James qualified for the District 5 seat, vacated by Gloria Gaines so that she could run for the commission chairmanship, on the first day of qualifying Wednesday. A special election to fill the seat over the final two years of Gaines’ current term was called by the Albany-Dougherty Elections Board last week. Qualifying was held Wednesday-Friday.
“This feels great, and even though I won’t have to go through the foot-pounding that I had anticipated doing, I’m still looking forward to talking to the people of District 5 about the things that concern them,” said James, who was working out of town Friday when informed that he had no challenger. “I do plan to establish regular town hall meetings in the district so I can hear the people’s concerns and have some of the county officials who deal with certain issues meet with (residents) first-hand.”
Dougherty Elections Supervisor Ginger Nickerson said that state law requires non-appointed county commission candidates to be on the ballot before they are allowed to take office. James’ name will be on the May 20 Democratic primary ballot, and he will be eligible to be sworn in as District 5 commissioner after the Elections Board has certified the results of the primaries.
James first ran for the District 5 seat in 2008 but was defeated by Gaines, who won re-election in 2012. She announced her candidacy for the chairman’s seat when current Chairman Jeff Sinyard announced in late January that he would not seek re-election. Gaines is being challenged in the Democratic primary by Albany attorney Chris Cohilas.
“It’s tough when you lose an election, but I didn’t have any regrets about not winning (in 2008),” James said. “In my mind, I planned to use that as a stepping stone, to learn from the things that didn’t work.
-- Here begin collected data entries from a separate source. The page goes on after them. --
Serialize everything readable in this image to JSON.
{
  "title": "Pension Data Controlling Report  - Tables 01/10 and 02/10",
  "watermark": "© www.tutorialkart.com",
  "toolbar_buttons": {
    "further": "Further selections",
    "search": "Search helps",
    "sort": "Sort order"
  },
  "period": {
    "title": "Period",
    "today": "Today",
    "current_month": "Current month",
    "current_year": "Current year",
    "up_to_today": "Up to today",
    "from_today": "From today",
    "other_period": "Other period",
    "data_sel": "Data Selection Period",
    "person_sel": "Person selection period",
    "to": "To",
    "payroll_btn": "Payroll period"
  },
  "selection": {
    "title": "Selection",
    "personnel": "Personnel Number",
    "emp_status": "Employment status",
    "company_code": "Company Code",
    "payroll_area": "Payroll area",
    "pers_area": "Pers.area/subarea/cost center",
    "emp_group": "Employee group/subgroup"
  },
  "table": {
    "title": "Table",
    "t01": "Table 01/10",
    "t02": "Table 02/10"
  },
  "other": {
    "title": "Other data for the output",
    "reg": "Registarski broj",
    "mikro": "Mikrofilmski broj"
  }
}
I continued to attend meetings after losing, and now I have an opportunity to be a better commissioner.
“When I sit in on my first meeting, I’ll know what the commission is talking about, I’ll know what’s going on.”
James said working with the commission to bring industry to the community and to keep citizens “safe and secure” are among the priority issues he hopes to tackle as part of the board.
County Administrator Richard Crowdis said Friday afternoon there is no set protocol in place for the swearing in of elected officials who win such elections, but he expects James to be sworn in formally at the first commission meeting after the primaries are certified.